Module Overview
For most small business owners, a closely held business interest represents their estate’s single greatest asset — and most challenging aspect of their estate plan. Family businesses can be living legacies, passed from one generation to another. These businesses often embody the founder’s dreams and aspirations; succeeding generations rely on them for their livelihoods and sense of purpose.
Yet for all of the personal considerations, the owner must carefully examine the financial aspects of the business. Failing to address these issues carefully and honestly can create severe problems for the business owner’s heirs.
In the face of these odds, careful, detailed planning is critical. This module explores the special problems faced by small business owners when planning their estates.

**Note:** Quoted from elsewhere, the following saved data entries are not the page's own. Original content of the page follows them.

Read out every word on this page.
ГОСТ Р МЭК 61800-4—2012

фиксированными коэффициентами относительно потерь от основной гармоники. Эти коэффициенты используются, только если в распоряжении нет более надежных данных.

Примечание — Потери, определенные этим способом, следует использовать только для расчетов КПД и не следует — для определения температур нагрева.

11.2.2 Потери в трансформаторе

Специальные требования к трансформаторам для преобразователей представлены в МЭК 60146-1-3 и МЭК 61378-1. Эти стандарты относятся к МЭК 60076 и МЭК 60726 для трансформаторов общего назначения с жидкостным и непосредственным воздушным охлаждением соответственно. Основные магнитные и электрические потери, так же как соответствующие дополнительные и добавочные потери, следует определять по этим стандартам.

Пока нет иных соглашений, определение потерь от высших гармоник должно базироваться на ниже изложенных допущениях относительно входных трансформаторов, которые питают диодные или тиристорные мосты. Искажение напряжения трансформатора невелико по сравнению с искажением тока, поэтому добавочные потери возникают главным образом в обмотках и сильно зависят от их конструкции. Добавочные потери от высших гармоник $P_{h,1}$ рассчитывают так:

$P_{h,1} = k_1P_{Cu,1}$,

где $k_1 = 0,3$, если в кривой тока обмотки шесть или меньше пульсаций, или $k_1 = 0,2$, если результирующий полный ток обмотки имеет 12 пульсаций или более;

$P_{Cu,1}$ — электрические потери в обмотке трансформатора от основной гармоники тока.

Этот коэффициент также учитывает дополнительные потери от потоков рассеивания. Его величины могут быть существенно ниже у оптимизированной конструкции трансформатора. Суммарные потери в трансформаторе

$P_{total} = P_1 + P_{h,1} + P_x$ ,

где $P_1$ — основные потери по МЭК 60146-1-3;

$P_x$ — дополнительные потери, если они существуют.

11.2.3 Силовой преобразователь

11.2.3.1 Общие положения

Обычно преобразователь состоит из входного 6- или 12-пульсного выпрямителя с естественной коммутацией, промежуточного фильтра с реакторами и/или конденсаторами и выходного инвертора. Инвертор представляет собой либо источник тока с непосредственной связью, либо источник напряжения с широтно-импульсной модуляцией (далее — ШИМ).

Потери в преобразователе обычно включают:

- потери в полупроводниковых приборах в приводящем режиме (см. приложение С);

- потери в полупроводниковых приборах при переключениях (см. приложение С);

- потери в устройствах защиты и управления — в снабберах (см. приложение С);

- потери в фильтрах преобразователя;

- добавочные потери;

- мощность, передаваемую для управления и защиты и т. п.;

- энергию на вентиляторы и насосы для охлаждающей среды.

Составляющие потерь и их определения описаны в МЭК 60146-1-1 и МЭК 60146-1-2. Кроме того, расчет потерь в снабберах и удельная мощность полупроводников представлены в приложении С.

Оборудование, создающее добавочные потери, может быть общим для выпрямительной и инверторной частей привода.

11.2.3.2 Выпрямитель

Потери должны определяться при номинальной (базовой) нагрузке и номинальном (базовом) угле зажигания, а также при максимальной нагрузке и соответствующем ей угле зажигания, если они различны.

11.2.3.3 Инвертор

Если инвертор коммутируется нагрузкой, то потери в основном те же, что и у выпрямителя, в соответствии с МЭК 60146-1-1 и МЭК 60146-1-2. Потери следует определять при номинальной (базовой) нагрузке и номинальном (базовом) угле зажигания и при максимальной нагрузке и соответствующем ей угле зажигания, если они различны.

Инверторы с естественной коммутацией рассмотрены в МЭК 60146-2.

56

Goals of Estate Planning for Business Owners
Closely held businesses differ greatly from their larger, publicly held counterparts. Family businesses exist in a synergistic relationship with their owners — the business is often the owner’s major source of income and single largest component of family wealth, while the business’s continued success depends on the unique talents and skills of the owner. Inevitably, the owner’s participation will end. Careful planning must address four fundamental goals:
- Provide adequate income for survivors
- Maximize the value transferred to survivors
- Minimize the costs of transfer
- Ensure adequate liquidity to provide a smooth transition for the business and heirs
The need for carefully planned estates is paramount for the small business owner. Without a plan for the inevitable transfer of ownership, the business’s value dissipates quickly — leaving nothing but headaches for the beneficiaries.